The mission went to two military camps and two police stations in search of the victims. At the 62nd IB’s headquarters in Barangay Polangi, Calbiga town, a certain Lt. Ayroso said he was not authorized to give information regarding Juliet and Manuel and that he could not issue a certification stating that they were not being held at the camp’s premises.
 
At the Calbiga police station, Deputy Chief Danilo Baldicano Getigan told the mission they had no record of the incident and suggested that the team check with the PNP station in Barangay Pinabacdao where the incident occurred. The team proceeded to the station in Pinabacdao where the team was also told they have no record of the incident.
 
The mission also went to Camp Major Eugenio Daza, headquarters of the 801st IB in Fatima, Hinabangan, Samar, where they were told by Major Armand Rico, 801st IB civil military operations officer that he has no knowledge of the incident but declined a request to issue a certification that the victims were not detained at the camp.
 
Witnesses

The mission also went to the area where the abduction took place to gather testimony from witnesses.
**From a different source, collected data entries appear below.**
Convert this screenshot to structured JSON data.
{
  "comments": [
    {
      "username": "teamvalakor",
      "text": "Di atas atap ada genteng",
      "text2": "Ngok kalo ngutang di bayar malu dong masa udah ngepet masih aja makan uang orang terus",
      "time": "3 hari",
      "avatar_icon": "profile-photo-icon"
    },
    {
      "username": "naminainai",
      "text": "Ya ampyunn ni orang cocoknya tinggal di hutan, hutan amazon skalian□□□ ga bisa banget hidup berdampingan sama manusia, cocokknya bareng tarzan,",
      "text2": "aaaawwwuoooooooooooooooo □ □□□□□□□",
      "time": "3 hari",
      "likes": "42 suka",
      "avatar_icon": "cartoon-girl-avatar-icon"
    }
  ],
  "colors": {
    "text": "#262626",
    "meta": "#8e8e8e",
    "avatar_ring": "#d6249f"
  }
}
The witnesses’ identities were withheld to protect them from possible harm.
 
A woman resident confirmed that such an incident occurred on May 11. She said the victims were first brought to a camp in Brgy. Botoc and were then transferred to the 62nd IB camp in Barangay Botoc, Pinabacdao.
 
She also said she knew one of them was able to escape. She told the mission that the victims were tortured and that Juliet was raped while her husband was forced to watch the atrocity handcuffed. She said the abduction occurred along Maharlika Highway in Sitio Caman-ilao, Barangay, Nabong, Pinabacdao.
 
The team them proceeded to Sitio Caman-ilao and interviewed some residents, who confirmed that Juliet and Manuel were indeed abducted by the military on that date.
 
One couple reported that Juliet and Manuel stayed in their house before proceeding to the highway where they were abducted at around 3:00 a.m. Later during the morning, elements of the 62nd IB came to their house and demanded that they explain why they allowed Juliet and Manuel to stay in their house and why they fed them. The soldiers also alleged that Juliet and Manuel were members of the New Peoples’ Army, the witnesses said.
 
In the morning of 20 May 2007, the same g1roup of military men visited their house looking for “Jepoy,” whom the soldiers said was able to escape from detention. The couple denied having seen Jepoy.
 
Sometime during the second week of June, the children of a resident of Sitio Caman-ilao who knew Juliet and Manuel told their parents they saw the victims on board a pick-up vehicle in the company of soldiers. The children identified the vehicle as owned by the military.